Presumably, Apple’s product lineup is set in stone. Just like it was when the company only sold Macs and then again when it only sold Macs and iPods.
Hey, Tim Cook’s been on the job a whole year and he hasn’t remade a single market yet! What up with that, lazybones?
The company said its new iPad Mini would be among those products with low profit margins, raising concerns that Apple will make less money as it competes in lower-priced segments of the mobile market.
Are these “low” profit margins or just margins that are lower than Apple’s existing industry-leading margins?
Let’s face it. The only thing Tim Cook can do to appease the naysayers is ship an entirely new product that revolutionizes a market. Is it reasonable to expect him to have done so in a year or even to expect Apple to do so in the two and a half years since the iPad was released? No. But that won’t stop people from projecting doom. As the Macalope says, dope springs eternal.

Saturday Special: The RIM of Apple bloggers

Can we talk about Dan Lyons for a minute?
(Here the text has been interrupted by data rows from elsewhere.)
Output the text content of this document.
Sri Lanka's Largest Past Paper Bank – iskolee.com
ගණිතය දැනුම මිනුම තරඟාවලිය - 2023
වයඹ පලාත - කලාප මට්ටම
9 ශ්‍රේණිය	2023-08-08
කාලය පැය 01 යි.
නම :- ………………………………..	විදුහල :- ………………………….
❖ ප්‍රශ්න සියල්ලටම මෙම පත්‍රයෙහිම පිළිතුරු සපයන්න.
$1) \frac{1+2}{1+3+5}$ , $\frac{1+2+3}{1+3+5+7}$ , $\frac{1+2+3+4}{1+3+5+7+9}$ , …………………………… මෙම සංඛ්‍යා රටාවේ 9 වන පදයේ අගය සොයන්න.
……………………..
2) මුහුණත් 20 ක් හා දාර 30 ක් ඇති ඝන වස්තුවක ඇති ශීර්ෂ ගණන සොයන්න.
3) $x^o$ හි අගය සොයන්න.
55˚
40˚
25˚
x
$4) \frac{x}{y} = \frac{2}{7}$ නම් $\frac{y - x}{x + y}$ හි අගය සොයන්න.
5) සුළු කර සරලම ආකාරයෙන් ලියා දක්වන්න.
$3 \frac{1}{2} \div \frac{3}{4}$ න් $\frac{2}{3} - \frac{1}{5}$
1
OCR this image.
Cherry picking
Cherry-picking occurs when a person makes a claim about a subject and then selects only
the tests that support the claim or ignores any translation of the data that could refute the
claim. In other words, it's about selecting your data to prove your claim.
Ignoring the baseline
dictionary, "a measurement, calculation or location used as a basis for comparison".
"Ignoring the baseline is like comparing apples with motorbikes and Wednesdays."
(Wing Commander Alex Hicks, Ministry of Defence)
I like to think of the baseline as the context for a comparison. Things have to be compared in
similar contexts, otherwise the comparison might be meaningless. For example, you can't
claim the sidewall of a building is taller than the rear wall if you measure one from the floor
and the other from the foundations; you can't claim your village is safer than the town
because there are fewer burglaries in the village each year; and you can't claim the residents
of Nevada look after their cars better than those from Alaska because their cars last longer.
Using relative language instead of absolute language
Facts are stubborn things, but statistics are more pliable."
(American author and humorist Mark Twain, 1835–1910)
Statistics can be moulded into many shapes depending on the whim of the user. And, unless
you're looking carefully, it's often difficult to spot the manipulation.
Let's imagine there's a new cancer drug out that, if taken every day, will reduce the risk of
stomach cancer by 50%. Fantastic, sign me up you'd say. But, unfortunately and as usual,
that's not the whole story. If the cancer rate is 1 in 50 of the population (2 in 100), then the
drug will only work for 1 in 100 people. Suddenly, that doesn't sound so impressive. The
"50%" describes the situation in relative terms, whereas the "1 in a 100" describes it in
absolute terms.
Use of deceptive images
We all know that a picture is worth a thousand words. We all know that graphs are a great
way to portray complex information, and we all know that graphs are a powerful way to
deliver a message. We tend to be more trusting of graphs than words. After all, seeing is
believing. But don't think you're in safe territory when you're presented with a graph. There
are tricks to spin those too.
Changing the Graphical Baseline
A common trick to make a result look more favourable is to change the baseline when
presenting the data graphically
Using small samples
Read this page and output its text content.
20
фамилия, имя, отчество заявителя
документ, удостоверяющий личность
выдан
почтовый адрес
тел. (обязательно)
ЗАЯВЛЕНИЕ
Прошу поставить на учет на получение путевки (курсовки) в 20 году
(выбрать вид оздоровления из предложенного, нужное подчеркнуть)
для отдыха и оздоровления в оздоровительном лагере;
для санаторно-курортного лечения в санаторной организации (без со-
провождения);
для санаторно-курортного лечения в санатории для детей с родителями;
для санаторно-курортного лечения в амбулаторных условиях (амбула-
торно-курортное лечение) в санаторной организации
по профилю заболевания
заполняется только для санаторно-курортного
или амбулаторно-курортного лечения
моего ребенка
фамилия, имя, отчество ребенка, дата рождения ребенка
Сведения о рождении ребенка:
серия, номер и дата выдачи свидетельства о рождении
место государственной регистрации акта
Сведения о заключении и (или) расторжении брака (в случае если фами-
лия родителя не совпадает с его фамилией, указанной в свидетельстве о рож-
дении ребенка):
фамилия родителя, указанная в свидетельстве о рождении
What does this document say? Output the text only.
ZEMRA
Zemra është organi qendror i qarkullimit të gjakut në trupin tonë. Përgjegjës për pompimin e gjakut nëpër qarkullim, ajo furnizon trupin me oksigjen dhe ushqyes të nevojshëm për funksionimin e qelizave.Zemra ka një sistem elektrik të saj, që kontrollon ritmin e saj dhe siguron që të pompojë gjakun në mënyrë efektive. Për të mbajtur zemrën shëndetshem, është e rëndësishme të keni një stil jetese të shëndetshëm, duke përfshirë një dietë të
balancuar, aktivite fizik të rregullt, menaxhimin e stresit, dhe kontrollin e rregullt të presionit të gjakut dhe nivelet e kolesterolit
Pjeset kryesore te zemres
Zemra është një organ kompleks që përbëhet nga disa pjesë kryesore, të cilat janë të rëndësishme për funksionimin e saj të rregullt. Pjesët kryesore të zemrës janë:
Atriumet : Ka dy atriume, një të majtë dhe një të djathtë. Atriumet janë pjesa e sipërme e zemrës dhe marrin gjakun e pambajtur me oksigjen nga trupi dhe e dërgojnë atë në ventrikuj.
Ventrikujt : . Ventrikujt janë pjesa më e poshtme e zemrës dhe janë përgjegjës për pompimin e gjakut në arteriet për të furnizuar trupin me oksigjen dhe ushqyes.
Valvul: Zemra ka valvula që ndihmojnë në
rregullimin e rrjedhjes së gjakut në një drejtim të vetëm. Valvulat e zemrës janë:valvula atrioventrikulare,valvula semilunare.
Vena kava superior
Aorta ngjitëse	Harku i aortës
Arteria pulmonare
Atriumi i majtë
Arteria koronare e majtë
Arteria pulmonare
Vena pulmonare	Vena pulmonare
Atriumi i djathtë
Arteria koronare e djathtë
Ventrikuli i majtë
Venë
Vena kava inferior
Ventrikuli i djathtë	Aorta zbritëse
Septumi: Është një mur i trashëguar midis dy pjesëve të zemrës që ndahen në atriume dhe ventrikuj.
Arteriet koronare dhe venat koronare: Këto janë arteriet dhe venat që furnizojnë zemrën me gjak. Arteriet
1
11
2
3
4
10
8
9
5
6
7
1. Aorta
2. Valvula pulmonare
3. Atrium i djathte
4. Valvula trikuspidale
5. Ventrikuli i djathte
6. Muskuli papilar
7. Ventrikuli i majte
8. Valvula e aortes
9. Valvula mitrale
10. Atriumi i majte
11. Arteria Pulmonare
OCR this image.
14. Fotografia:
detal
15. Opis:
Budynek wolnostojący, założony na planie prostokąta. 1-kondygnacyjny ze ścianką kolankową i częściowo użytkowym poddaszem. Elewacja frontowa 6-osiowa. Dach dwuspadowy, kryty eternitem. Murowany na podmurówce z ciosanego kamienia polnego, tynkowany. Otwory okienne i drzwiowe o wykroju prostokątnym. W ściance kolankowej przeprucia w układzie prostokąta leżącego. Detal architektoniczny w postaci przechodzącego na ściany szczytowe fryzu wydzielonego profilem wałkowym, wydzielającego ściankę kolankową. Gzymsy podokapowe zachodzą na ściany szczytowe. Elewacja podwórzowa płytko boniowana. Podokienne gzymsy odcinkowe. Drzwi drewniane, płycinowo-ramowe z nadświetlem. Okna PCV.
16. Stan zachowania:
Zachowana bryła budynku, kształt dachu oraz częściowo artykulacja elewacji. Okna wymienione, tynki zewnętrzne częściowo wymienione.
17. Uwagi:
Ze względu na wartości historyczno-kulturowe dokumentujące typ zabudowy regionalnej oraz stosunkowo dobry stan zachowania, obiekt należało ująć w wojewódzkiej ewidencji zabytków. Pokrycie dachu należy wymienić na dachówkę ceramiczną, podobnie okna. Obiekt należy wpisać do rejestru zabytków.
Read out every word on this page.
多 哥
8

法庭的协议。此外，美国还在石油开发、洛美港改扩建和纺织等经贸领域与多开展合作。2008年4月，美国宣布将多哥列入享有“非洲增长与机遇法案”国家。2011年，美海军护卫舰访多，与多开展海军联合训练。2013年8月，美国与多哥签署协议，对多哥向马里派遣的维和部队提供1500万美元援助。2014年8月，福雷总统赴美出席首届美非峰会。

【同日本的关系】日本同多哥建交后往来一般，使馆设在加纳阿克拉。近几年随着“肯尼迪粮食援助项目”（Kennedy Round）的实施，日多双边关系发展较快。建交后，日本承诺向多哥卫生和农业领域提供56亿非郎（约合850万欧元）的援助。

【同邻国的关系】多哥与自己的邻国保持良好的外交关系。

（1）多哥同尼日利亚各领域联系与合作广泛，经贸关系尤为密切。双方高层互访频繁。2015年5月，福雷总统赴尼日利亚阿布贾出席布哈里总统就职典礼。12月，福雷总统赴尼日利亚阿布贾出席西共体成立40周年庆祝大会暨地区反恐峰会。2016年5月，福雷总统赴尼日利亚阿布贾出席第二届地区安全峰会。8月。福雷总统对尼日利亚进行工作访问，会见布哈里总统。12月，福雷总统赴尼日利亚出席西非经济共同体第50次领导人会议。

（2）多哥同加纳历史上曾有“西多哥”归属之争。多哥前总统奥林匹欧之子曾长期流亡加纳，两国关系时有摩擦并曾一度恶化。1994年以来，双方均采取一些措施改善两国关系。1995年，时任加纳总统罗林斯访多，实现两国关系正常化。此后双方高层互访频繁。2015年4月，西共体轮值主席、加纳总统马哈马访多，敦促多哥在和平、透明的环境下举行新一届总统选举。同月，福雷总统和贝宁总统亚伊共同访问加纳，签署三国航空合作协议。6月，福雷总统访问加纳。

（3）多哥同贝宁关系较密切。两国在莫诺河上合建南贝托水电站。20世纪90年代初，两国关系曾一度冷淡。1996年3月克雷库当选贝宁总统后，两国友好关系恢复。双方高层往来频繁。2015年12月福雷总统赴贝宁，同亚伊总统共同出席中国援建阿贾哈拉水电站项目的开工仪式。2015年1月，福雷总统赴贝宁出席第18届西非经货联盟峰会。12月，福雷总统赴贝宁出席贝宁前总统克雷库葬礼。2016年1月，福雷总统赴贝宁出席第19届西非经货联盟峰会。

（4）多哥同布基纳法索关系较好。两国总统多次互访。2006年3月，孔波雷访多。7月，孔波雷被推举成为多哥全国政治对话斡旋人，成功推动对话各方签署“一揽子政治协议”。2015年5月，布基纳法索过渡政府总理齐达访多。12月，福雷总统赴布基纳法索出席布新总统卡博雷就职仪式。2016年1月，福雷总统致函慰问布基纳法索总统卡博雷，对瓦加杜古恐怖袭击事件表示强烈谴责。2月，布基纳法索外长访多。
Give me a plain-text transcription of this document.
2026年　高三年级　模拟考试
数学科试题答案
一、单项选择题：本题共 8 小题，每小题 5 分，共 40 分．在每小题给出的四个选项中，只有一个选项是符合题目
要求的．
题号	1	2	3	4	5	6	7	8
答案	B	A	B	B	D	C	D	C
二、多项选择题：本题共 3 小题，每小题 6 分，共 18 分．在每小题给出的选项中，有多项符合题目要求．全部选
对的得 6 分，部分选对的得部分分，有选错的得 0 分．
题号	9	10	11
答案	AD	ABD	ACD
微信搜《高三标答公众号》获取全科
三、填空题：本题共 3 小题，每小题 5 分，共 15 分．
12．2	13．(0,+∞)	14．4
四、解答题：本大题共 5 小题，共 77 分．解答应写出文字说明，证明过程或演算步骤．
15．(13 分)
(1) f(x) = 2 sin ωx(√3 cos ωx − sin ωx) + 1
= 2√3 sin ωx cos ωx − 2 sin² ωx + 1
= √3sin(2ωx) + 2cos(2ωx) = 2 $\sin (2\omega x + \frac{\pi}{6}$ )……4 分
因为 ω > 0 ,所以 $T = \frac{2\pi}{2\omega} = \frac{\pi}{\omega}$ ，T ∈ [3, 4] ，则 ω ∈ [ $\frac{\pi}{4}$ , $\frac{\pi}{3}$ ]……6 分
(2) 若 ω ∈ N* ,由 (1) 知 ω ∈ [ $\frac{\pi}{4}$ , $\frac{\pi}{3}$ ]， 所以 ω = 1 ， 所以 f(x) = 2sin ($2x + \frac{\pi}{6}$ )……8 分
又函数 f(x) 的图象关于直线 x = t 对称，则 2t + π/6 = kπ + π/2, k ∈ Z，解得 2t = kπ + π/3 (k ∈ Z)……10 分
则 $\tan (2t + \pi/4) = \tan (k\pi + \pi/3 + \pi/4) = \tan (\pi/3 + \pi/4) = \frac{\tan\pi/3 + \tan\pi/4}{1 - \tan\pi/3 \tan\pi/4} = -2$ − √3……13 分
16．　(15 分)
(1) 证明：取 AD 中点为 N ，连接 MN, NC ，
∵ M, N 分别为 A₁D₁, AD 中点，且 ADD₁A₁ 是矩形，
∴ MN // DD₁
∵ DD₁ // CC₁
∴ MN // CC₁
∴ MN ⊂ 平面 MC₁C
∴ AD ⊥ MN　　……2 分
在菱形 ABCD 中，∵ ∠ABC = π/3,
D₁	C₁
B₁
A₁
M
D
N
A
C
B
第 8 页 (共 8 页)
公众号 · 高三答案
Yeesh. Lyons is, naturally, a member of the Macalope’s “no link” club. Yes, club members do get a blazer. The crest on the pocket features an ouroboros and a crying baby.
Lyons is now running ruining the show over at ReadWrite (formerly ReadWriteWeb and also formerly sometimes worth reading), so instead of linking to anything over there, the horny one will link to Philip Elmer-DeWitt’s choice words about the change.
“Fake Steve Jobs’ revenge”
Revenge is a dish best served cold. And stupid. And in a pit of personal despair. Apparently.
Ehhh, you know, this is more a revenge fantasy than actual revenge.
After the New York Times exposed his real identity—an unhappy editor covering IBM for Forbes—he took Steven Levy’s old job at Newsweek. There he was mostly just angry, writing Apple hit pieces that tended to miss their mark.
Don’t forget the Macalope’s favorite, when he had to go as low as Gizmodo to find a place that would publish his hit piece on specific Apple bloggers.
Now, as the newly installed editor of ReadWrite (a rebranding by new owners of Richard McManus’ admirable ReadWriteWeb), he can hire other people to produce Apple hit pieces for him.
Oh, to be a fly on the wall of those editorial meetings. And to swoop down and vomit your digestive juices onto their sandwiches.
Rest assured that Dan’s already hard at work turning ReadWrite into your go-to place for Apple trollery! This week alone Dan wrote about how Android is winning (link to Harry Marks’s take on the piece) and interviewed former Apple employee David Sobotta to get insights on what a bad boss Tim Cook is.
Elmer-DeWitt gives you all you need to know about that:
Spoiler alert: Sobotta never actually worked for Tim Cook.
No way!
Seriously, Lyons did quite a good job of nailing what people thought Steve Jobs was like. His characterization was cocky, clever, rude and, unlike many others, he hit the right tone. His brand of Apple trollery, however, is practiced by any number of witless hacks with equal aplomb.
Lyons is fond of claiming that innovation is over at Apple. In psychological terms, this is called projection.
[Editors’ Note: Each week the Macalope skewers the worst of the week’s coverage of Apple and other technology companies. In addition to being a mythical beast, the Macalope is not an employee of Macworld. As a result, the Macalope is always free to criticize any media organization. Even ours.]